Hacker Newsnew | past | comments | ask | show | jobs | submitlogin

Maybe the lack of human resources is offset by the lack of managerial bottleneck (you can just get stuff done and solve problems immediately with your keyboard without the need for weekly meetings or approval from some non-caring boss)? I've always been astounded too.



The end of the book 'The PayPal Wars' gives fascinating context on how development just completely dies in a corporate environment. They went from being able to roll major new features in a weekend to requiring months just to schedule a meeting to discuss a font change. It's a fascinating read when we now look back at how PayPal just stagnated under Ebay's ownership.


I’ve also long wondered what Twitter’s thousands of software developers do all day.

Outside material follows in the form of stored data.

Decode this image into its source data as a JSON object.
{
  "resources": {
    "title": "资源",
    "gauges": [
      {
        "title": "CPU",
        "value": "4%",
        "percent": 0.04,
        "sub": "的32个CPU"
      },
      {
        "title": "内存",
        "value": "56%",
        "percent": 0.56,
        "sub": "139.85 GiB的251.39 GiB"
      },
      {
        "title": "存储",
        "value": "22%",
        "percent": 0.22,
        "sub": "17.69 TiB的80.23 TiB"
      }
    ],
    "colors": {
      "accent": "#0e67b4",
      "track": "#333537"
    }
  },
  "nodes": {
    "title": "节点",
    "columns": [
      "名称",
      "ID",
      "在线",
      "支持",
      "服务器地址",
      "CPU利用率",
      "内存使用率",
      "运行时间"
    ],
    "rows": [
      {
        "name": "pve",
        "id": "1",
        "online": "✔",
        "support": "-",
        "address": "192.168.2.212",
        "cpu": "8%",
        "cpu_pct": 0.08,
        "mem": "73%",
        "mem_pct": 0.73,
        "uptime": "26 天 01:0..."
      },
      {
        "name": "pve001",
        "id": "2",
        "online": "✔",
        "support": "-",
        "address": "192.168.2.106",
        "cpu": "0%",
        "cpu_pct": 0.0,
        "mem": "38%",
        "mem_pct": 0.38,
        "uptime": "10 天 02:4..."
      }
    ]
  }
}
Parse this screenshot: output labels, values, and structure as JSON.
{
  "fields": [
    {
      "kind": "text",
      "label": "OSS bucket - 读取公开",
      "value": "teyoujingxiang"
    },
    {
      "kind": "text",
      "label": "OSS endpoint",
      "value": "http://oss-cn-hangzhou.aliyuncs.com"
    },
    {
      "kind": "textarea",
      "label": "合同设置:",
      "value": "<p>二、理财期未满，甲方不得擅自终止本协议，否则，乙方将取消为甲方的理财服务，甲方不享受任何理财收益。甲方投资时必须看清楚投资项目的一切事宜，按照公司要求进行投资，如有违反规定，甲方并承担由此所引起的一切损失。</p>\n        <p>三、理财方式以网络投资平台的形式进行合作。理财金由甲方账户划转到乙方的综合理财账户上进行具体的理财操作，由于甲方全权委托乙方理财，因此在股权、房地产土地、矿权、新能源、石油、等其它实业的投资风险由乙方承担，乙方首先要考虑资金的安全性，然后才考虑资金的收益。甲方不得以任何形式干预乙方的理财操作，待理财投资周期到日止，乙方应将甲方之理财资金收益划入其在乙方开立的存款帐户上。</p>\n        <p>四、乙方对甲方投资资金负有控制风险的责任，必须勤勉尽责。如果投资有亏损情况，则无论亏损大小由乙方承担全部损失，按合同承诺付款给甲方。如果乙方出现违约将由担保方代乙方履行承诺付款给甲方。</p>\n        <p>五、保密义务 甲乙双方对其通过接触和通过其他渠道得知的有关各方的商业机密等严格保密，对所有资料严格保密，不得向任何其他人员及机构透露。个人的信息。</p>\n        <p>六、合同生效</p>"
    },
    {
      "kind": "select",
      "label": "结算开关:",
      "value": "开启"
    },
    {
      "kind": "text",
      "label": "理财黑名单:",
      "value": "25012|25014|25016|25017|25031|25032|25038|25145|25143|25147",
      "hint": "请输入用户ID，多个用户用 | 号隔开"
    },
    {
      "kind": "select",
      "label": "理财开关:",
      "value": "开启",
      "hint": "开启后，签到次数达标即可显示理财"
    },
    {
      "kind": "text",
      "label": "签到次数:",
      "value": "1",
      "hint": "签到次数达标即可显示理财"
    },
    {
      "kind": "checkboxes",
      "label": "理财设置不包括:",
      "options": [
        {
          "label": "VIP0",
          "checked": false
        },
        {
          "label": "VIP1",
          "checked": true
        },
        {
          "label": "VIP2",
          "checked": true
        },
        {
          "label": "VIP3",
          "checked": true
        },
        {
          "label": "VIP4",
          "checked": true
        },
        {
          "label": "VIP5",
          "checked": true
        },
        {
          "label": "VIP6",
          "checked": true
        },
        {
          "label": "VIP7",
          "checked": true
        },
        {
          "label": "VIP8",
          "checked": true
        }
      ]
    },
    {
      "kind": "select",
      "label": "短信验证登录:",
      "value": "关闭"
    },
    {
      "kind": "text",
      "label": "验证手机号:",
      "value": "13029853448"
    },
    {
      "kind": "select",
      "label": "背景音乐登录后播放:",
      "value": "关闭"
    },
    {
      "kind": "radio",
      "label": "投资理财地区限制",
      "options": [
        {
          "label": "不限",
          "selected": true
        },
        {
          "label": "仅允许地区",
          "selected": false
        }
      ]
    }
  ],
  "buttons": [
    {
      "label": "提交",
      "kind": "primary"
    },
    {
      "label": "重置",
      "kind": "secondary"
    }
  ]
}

Their product certainly hasn’t gotten any better.


I think twitter is a few thousand total employees, a fraction of that is engineers.

And a good chunk of it is maintaining & improving a large throughput backend system that is one of the top 10 in the world in terms of size and data volume.

And on top of that, an even smaller fraction is the people who think of and implement new front end things that you would interact with and think of the app changing. Like a lot of companies, it's probably a 10:1 ratio as far as backend:frontend people there are at the company.

As to why twitter changes so little, the company itself doesn't really understand why it's successful, so there is a lot of conservatism inside of it to not screw with the golden goose.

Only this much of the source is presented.